Tinyclues client: online retail company || Tinyclues client: a store chain

We see that in all examples, there is a substantial difference between the single model we used and the mono-feature baseline.

Solution hint

The problem exposed above is clearly a learning problem — learned embeddings are not well adapted for some offer definitions, and interaction only makes it worse. During the tests, we have seen that simply changing a model to a more complex one without taking into account embeddings averaging in the training process doesn’t have much effect: it can naturally increase AUC, but the gap with mono-feature baseline will stay the same, or even increase (more complex model can learn problematic correlation even better).

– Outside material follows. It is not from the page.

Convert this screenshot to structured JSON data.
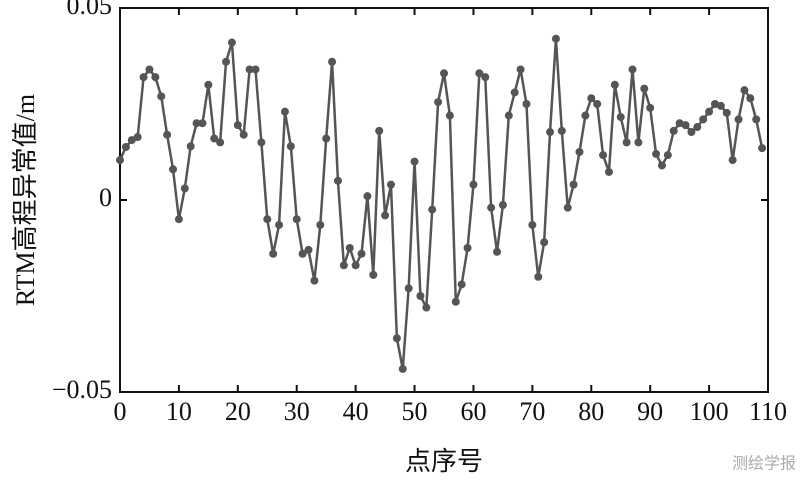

To address this issue, we have implemented a novel model architecture that learns on the data with group-by-like augmentations similar to the offers that could be seen during the inference and better takes into account average embeddings, as well as their variance. This model is described in detail in the next article, along with various benchmarks and ablation studies that we conducted to make sure this approach works as we expected.

Going back to the comparison with mono-feature baselines, we made the benchmarks against baselines with new architecture (which has, in general, better AUC than a simple model from above), and we can see that the new model allowed us to almost completely cover the performance gap seen before:

Tinyclues client: online retail company || Tinyclues client: a store chain

Conclusion

As we can see, our “transposed recommender system” setup brings with it some curious challenges that affect our machine learning design choices.

Providing our clients unlimited flexibility in defining their offers means that we need to adapt our ML system to guarantee high accuracy in all scenarios while respecting time constraints.

For this purpose, we designed one single model that handles all kinds of clients’ requests. This universal model automatically leverages data mutualization and, by aggregating offer features, provides consistently fast and reliable predictions.